En Grèce, la lente renaissance du parc de Dadiá, dévasté par un mégafeu

Publié dans Mediapart
À la fin de l’été 2023, un incendie a ravagé 60 % du parc national de Dadiá-Lefkími-Souflí, dans le nord-est de la Grèce. Cinq mois plus tard, les villageois doutent d’un avenir meilleur pour leur forêt et reprochent aux autorités leur incurie et leur opportunisme.

Les vautours tournoient au-dessus d’un paysage sombre, à l’extrémité orientale du massif des Rhodopes. Ils survolent des arbres noirs squelettiques. Ces ensembles de pins et de chênes calcinés forment de grands cratères bruns sur les collines aux nuances terre de Sienne, ce jour de janvier. La cendre a coloré les rivières qui coulent dans les vallées.

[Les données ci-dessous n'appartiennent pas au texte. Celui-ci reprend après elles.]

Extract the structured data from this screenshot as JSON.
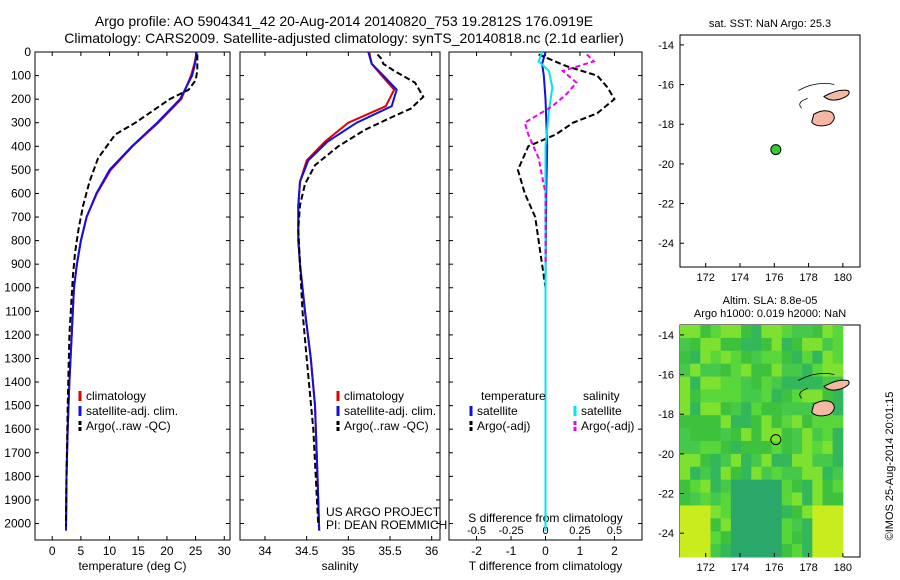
{
  "header": {
    "line1": "Argo profile: AO 5904341_42 20-Aug-2014 20140820_753 19.2812S 176.0919E",
    "line2": "Climatology: CARS2009. Satellite-adjusted climatology: synTS_20140818.nc (2.1d earlier)"
  },
  "side_label": "©IMOS 25-Aug-2014 20:01:15",
  "colors": {
    "climatology": "#e00000",
    "satellite": "#1010e0",
    "argo": "#000000",
    "sal_satellite": "#00e5ee",
    "sal_argo": "#ee00ee",
    "land": "#f5b8a5",
    "argo_marker": "#33cc33"
  },
  "chart_data": [
    {
      "id": "temperature",
      "type": "line",
      "xlabel": "temperature (deg C)",
      "ylabel": "",
      "xlim": [
        -3,
        31
      ],
      "ylim": [
        2070,
        0
      ],
      "xticks": [
        0,
        5,
        10,
        15,
        20,
        25,
        30
      ],
      "yticks": [
        0,
        100,
        200,
        300,
        400,
        500,
        600,
        700,
        800,
        900,
        1000,
        1100,
        1200,
        1300,
        1400,
        1500,
        1600,
        1700,
        1800,
        1900,
        2000
      ],
      "legend": [
        "climatology",
        "satellite-adj. clim.",
        "Argo(..raw -QC)"
      ],
      "series": [
        {
          "name": "climatology",
          "x": [
            25.2,
            24.8,
            24.2,
            22.5,
            18.5,
            14.0,
            10.2,
            7.8,
            6.0,
            5.0,
            4.3,
            3.8,
            3.4,
            3.0,
            2.7,
            2.5,
            2.4
          ],
          "y": [
            0,
            50,
            100,
            200,
            300,
            400,
            500,
            600,
            700,
            800,
            900,
            1000,
            1200,
            1400,
            1600,
            1800,
            2030
          ]
        },
        {
          "name": "satellite-adj. clim.",
          "x": [
            25.2,
            24.9,
            24.4,
            22.3,
            18.3,
            13.9,
            10.0,
            7.7,
            6.0,
            5.0,
            4.3,
            3.8,
            3.4,
            3.0,
            2.7,
            2.5,
            2.4
          ],
          "y": [
            0,
            50,
            100,
            200,
            300,
            400,
            500,
            600,
            700,
            800,
            900,
            1000,
            1200,
            1400,
            1600,
            1800,
            2030
          ]
        },
        {
          "name": "Argo(..raw -QC)",
          "x": [
            25.3,
            25.3,
            25.3,
            25.0,
            23.8,
            20.5,
            17.5,
            14.5,
            11.0,
            8.0,
            6.5,
            5.4,
            4.6,
            4.0,
            3.6,
            3.0,
            2.7,
            2.5,
            2.4
          ],
          "y": [
            10,
            40,
            80,
            120,
            160,
            200,
            250,
            300,
            350,
            450,
            550,
            650,
            750,
            850,
            950,
            1200,
            1500,
            1800,
            2010
          ]
        }
      ]
    },
    {
      "id": "salinity",
      "type": "line",
      "xlabel": "salinity",
      "ylabel": "",
      "xlim": [
        33.7,
        36.1
      ],
      "ylim": [
        2070,
        0
      ],
      "xticks": [
        34,
        34.5,
        35,
        35.5,
        36
      ],
      "legend": [
        "climatology",
        "satellite-adj. clim.",
        "Argo(..raw -QC)"
      ],
      "annotations": [
        "US ARGO PROJECT",
        "PI: DEAN ROEMMICH"
      ],
      "series": [
        {
          "name": "climatology",
          "x": [
            35.25,
            35.28,
            35.4,
            35.55,
            35.45,
            35.0,
            34.72,
            34.5,
            34.42,
            34.4,
            34.4,
            34.42,
            34.48,
            34.55,
            34.6,
            34.63,
            34.65
          ],
          "y": [
            0,
            50,
            100,
            160,
            230,
            300,
            380,
            460,
            550,
            650,
            800,
            900,
            1100,
            1300,
            1500,
            1800,
            2030
          ]
        },
        {
          "name": "satellite-adj. clim.",
          "x": [
            35.24,
            35.28,
            35.42,
            35.58,
            35.52,
            35.1,
            34.75,
            34.52,
            34.42,
            34.4,
            34.4,
            34.42,
            34.48,
            34.55,
            34.6,
            34.63,
            34.65
          ],
          "y": [
            0,
            50,
            100,
            160,
            230,
            300,
            380,
            460,
            550,
            650,
            800,
            900,
            1100,
            1300,
            1500,
            1800,
            2030
          ]
        },
        {
          "name": "Argo(..raw -QC)",
          "x": [
            35.35,
            35.4,
            35.42,
            35.55,
            35.8,
            35.9,
            35.75,
            35.5,
            35.2,
            34.88,
            34.6,
            34.48,
            34.42,
            34.4,
            34.42,
            34.45,
            34.5,
            34.58,
            34.64
          ],
          "y": [
            10,
            30,
            50,
            80,
            130,
            190,
            240,
            280,
            330,
            400,
            480,
            560,
            650,
            750,
            900,
            1100,
            1300,
            1600,
            2010
          ]
        }
      ]
    },
    {
      "id": "difference",
      "type": "line",
      "xlabel": "T difference from climatology",
      "xlabel2": "S difference from climatology",
      "xlim": [
        -2.8,
        2.8
      ],
      "ylim": [
        2070,
        0
      ],
      "xticks": [
        -2,
        -1,
        0,
        1,
        2
      ],
      "xtick_labels_top": [
        "-0.5",
        "-0.25",
        "0",
        "0.25",
        "0.5"
      ],
      "xticks_top": [
        -2,
        -1,
        0,
        1,
        2
      ],
      "legend_titles": [
        "temperature",
        "salinity"
      ],
      "legend": [
        "satellite",
        "Argo(-adj)",
        "satellite",
        "Argo(-adj)"
      ],
      "series": [
        {
          "name": "temperature satellite",
          "x": [
            0.0,
            -0.1,
            -0.05,
            0,
            0.05,
            0.02,
            0,
            0
          ],
          "y": [
            0,
            50,
            100,
            200,
            400,
            600,
            1000,
            2030
          ]
        },
        {
          "name": "temperature Argo(-adj)",
          "x": [
            -0.2,
            0.6,
            1.5,
            1.8,
            2.0,
            1.5,
            0.8,
            0.3,
            -0.5,
            -0.8,
            -0.6,
            -0.3,
            -0.2,
            0,
            0,
            0
          ],
          "y": [
            10,
            60,
            100,
            150,
            200,
            260,
            300,
            350,
            400,
            500,
            600,
            700,
            800,
            1000,
            1500,
            2010
          ]
        },
        {
          "name": "salinity satellite",
          "x": [
            -0.1,
            -0.2,
            0.1,
            0.2,
            0.1,
            0,
            0,
            0,
            0
          ],
          "y": [
            0,
            40,
            80,
            150,
            250,
            400,
            800,
            1400,
            2030
          ]
        },
        {
          "name": "salinity Argo(-adj)",
          "x": [
            1.2,
            1.4,
            0.5,
            0.9,
            0.6,
            0.2,
            -0.6,
            -0.5,
            -0.2,
            0,
            0
          ],
          "y": [
            10,
            40,
            80,
            130,
            180,
            230,
            300,
            350,
            450,
            600,
            900
          ]
        }
      ]
    },
    {
      "id": "sst_map",
      "type": "scatter",
      "title": "sat. SST: NaN Argo: 25.3",
      "xlim": [
        170.5,
        181
      ],
      "ylim": [
        -25.2,
        -13.5
      ],
      "xticks": [
        172,
        174,
        176,
        178,
        180
      ],
      "yticks": [
        -14,
        -16,
        -18,
        -20,
        -22,
        -24
      ],
      "points": [
        {
          "x": 176.09,
          "y": -19.28
        }
      ]
    },
    {
      "id": "sla_map",
      "type": "heatmap",
      "title_line1": "Altim. SLA: 8.8e-05",
      "title_line2": "Argo h1000: 0.019 h2000: NaN",
      "xlim": [
        170.5,
        181
      ],
      "ylim": [
        -25.2,
        -13.5
      ],
      "xticks": [
        172,
        174,
        176,
        178,
        180
      ],
      "yticks": [
        -14,
        -16,
        -18,
        -20,
        -22,
        -24
      ],
      "points": [
        {
          "x": 176.09,
          "y": -19.28
        }
      ]
    }
  ]
}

En septembre, deux grands feux ont ravagé 60 % du parc national de Dadiá-Lefkími-Souflí mais aussi ses alentours, dans le nord-est de la Grèce, au carrefour de la Turquie et de la Bulgarie. Vingt personnes sont mortes. Les petits villages ont été épargnés. Mais, au total, 90 000 hectares de champs, de prairies, de bois sont partis en fumée pendant dix-sept jours, dans ce que la Commission européenne a qualifié de « plus grand incendie jamais enregistré dans l’UE ». Une tragédie pour cette forêt unique, sanctuaire de biodiversité. À la croisée des routes migratoires des oiseaux, ce parc national abrite aussi l’une des plus grandes concentrations de rapaces d’Europe.

En haut d’un sommet isolé accessible par une route verglacée, Takis Pistolas contemple chaque jour cet écosystème détruit. L’éleveur retape son étable sous le regard de ses vaches limousines et de ses chiens qui traquent les loups autour de ses chèvres. Il en a aujourd’hui vingt-deux. Des ossements des soixante-dix-sept autres, qui ont péri dans les feux, jonchent encore l’herbe. « La municipalité [de Dadiá] m’avait demandé d’évacuer mes bêtes en quelques heures, mais comment aurais-je fait ? En les mettant sur mon dos ? », tacle-t-il, ironique, cinq mois plus tard.

À ce moment-là, les deux feux insatiables se rencontraient dans les montagnes. Le premier, dû à un coup de foudre près de la ville d’Alexandroupolis, était remonté vers les villages, poussé par le meltem, un vent venu de la mer Égée. Le second, né au cœur du parc national sans que sa cause puisse être établie, l’avait rejoint. Formant un rideau de flammes destructeur, ces incendies avaient fini par être guidés par leur seule voracité, avalant sur leur passage les pins et les chênes, arbres majoritaires de Dadiá. « Il y a toujours eu des feux dans cette partie de la Méditerranée, mais cette fois, pourquoi dix-sept jours ? », s’interroge Takis Pistolas face à la forêt abîmée.

Désormais, l’avenir de celle-ci est « incertain ». Les troncs des arbres sont noircis mais il faudra des années pour déterminer s’ils sont tous morts et envisager de reboiser. Malgré les apparences, certains ont pu survivre. « Maintenant, il faut attendre et laisser la nature faire son œuvre. Nous ne savons pas ce qu’elle nous réserve », philosophe Takis Pistolas.